ART
Will Cotton |
Written 30 January |
Monday 03 May, 10:00Galerie Daniel Templon, 75003 [map]Will Cotton
New York artist
Will Cotton returns to Paris’ Galerie Templon with a new exhibition that examines ideas of desire and lack and landscapes made of ice cream and candyfloss.
Playfully alluding to 18th century French painters such as
Fragonard and
Boucher, Will Cotton’s paintings evoke a utopian vision. Bountiful landscapes are inhabited by creatures bedecked in confectionery, a cross between angel, goddess and pin-up. Their scantily covered bodies, inviting yet inaccessible, are ‘posed’ within an ambiguous universe where the boundary between earth and sky has disappeared.
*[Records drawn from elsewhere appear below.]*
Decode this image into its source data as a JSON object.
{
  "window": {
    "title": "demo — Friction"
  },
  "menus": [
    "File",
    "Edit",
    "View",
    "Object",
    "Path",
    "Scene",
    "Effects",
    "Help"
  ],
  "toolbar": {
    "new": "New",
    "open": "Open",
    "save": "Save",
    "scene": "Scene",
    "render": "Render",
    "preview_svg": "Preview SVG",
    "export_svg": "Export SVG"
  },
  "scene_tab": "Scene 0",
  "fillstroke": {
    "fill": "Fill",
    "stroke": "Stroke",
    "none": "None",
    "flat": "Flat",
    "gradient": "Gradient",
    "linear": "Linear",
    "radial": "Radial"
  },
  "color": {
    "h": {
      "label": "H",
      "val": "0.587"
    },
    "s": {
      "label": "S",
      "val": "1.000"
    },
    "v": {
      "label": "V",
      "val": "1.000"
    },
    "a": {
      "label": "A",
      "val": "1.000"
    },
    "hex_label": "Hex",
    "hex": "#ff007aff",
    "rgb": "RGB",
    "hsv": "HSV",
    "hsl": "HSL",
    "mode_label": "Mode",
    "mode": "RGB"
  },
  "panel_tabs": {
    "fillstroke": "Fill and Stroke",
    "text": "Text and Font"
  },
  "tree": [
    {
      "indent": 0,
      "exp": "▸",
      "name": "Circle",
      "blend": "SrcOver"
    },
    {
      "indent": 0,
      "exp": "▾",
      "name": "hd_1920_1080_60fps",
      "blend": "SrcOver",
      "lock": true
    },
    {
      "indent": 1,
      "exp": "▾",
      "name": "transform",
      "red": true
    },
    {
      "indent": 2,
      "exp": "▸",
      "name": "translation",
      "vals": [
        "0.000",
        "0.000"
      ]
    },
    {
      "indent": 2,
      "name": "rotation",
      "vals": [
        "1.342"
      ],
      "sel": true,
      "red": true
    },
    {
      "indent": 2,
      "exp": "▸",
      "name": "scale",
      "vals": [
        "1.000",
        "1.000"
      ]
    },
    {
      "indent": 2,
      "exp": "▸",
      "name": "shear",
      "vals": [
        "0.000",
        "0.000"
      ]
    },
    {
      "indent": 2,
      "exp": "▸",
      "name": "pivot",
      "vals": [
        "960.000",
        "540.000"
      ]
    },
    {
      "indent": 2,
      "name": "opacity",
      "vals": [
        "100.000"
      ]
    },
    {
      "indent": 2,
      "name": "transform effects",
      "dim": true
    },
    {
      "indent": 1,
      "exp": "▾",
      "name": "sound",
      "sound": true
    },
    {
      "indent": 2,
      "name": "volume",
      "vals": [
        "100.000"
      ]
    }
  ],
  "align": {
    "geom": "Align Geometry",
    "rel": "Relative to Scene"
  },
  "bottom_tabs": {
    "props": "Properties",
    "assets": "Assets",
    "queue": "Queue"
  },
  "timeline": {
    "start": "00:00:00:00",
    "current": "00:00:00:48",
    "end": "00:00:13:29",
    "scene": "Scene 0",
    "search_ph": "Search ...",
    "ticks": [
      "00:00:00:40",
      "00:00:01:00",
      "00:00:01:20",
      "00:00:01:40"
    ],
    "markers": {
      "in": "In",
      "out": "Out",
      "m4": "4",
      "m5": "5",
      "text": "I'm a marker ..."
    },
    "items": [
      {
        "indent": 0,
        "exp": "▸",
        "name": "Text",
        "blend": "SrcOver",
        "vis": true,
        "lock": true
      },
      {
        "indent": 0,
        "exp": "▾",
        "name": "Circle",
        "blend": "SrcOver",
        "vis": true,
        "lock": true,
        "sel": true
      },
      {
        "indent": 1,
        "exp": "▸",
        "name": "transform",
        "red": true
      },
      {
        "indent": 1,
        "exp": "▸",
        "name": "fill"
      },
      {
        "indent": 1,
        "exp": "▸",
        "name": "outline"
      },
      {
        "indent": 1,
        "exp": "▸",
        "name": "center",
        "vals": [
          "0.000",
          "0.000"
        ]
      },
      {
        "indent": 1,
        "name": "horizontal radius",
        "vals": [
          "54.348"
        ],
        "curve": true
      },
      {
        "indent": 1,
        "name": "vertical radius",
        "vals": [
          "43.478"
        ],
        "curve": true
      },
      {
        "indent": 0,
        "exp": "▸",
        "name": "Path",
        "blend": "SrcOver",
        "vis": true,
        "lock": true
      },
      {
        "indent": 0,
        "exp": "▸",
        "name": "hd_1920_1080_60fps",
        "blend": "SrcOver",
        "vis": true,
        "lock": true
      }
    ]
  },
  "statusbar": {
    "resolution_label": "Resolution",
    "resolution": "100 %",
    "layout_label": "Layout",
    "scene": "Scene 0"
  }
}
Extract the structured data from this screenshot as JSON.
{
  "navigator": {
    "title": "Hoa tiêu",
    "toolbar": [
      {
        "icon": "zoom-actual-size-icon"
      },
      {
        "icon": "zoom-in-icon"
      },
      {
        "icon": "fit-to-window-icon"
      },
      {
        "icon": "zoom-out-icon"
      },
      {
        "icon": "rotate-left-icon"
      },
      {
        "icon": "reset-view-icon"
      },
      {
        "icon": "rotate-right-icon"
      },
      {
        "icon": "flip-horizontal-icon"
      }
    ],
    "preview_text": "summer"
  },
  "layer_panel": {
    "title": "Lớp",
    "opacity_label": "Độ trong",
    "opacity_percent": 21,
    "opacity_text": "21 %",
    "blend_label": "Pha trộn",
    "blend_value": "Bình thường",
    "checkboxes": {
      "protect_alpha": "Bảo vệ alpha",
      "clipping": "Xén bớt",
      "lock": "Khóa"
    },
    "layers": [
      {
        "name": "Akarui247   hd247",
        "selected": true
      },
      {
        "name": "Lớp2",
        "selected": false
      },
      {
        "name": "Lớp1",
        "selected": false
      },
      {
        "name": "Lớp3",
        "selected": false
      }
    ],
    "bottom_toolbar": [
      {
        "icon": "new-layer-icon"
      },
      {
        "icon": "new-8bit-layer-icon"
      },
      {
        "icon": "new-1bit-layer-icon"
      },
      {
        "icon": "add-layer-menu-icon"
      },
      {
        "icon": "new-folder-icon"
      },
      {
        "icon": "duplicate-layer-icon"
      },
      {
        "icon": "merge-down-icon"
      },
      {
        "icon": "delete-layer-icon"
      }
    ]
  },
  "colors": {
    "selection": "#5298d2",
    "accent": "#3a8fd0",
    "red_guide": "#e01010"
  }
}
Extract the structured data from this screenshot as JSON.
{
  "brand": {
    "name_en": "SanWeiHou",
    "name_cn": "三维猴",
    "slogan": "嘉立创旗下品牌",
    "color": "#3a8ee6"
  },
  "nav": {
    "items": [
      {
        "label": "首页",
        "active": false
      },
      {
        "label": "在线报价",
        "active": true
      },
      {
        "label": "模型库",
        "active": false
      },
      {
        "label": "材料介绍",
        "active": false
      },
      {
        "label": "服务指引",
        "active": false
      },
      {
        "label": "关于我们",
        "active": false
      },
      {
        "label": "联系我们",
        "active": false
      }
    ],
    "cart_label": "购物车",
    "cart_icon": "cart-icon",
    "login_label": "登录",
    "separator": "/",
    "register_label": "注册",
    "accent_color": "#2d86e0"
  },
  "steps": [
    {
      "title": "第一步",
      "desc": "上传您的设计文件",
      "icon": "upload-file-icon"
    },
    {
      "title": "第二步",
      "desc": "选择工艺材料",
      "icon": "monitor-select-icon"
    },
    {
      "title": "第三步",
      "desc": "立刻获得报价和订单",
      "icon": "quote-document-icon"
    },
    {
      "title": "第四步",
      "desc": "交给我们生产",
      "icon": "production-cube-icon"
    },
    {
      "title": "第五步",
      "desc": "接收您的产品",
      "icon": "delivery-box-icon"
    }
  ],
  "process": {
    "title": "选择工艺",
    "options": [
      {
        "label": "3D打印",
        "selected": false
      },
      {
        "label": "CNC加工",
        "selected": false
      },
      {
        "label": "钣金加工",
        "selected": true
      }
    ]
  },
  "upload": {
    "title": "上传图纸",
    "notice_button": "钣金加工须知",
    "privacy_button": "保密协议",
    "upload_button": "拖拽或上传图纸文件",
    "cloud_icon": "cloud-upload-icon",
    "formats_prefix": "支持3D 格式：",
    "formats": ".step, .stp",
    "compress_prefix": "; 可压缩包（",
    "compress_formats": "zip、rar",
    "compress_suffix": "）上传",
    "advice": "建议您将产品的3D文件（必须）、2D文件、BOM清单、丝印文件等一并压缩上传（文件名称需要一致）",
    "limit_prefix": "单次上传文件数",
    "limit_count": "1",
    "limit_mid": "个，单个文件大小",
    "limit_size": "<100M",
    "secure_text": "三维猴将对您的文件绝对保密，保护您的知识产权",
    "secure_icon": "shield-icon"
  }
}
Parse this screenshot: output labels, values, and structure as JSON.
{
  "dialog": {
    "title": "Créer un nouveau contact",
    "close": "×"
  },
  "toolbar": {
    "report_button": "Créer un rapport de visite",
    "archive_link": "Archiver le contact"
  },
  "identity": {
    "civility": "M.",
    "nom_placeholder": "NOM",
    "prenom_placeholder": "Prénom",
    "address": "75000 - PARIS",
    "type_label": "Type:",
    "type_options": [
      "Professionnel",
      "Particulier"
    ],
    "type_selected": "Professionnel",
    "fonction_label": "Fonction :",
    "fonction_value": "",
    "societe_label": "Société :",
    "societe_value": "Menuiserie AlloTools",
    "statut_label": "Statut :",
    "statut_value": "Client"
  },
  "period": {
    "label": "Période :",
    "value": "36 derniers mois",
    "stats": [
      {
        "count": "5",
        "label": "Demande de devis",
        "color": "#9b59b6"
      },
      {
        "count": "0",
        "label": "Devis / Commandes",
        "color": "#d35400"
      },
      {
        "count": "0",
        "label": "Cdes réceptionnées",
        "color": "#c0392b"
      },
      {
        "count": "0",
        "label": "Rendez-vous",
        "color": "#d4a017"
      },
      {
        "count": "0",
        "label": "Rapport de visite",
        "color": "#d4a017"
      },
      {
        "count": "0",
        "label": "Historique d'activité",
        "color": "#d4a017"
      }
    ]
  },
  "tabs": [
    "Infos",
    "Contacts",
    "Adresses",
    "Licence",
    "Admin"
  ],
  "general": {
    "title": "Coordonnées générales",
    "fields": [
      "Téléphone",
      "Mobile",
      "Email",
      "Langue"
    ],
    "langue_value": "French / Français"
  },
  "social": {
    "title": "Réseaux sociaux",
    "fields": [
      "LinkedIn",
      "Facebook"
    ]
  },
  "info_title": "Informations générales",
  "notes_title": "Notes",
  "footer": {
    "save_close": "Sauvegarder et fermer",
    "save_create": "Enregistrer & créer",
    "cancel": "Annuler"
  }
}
Will Cotton explains that his art addresses the power of the unsatisfied: “Insatiability. As Lacan has pointed out the state of desire depends on lack, and so for that to persist, it's most important that desire is never totally fulfilled. The object of desire exists only as fantasy and is therefore maintained by its own impossibility”. More than simply a reflection on hedonism and the consumer society, his paintings ponder the very act of painting and the role of the viewer, an insatiable voyeur.
Born in 1965, Will Cotton studied at the New York Academy of Art and the Beaux Arts in Rouen.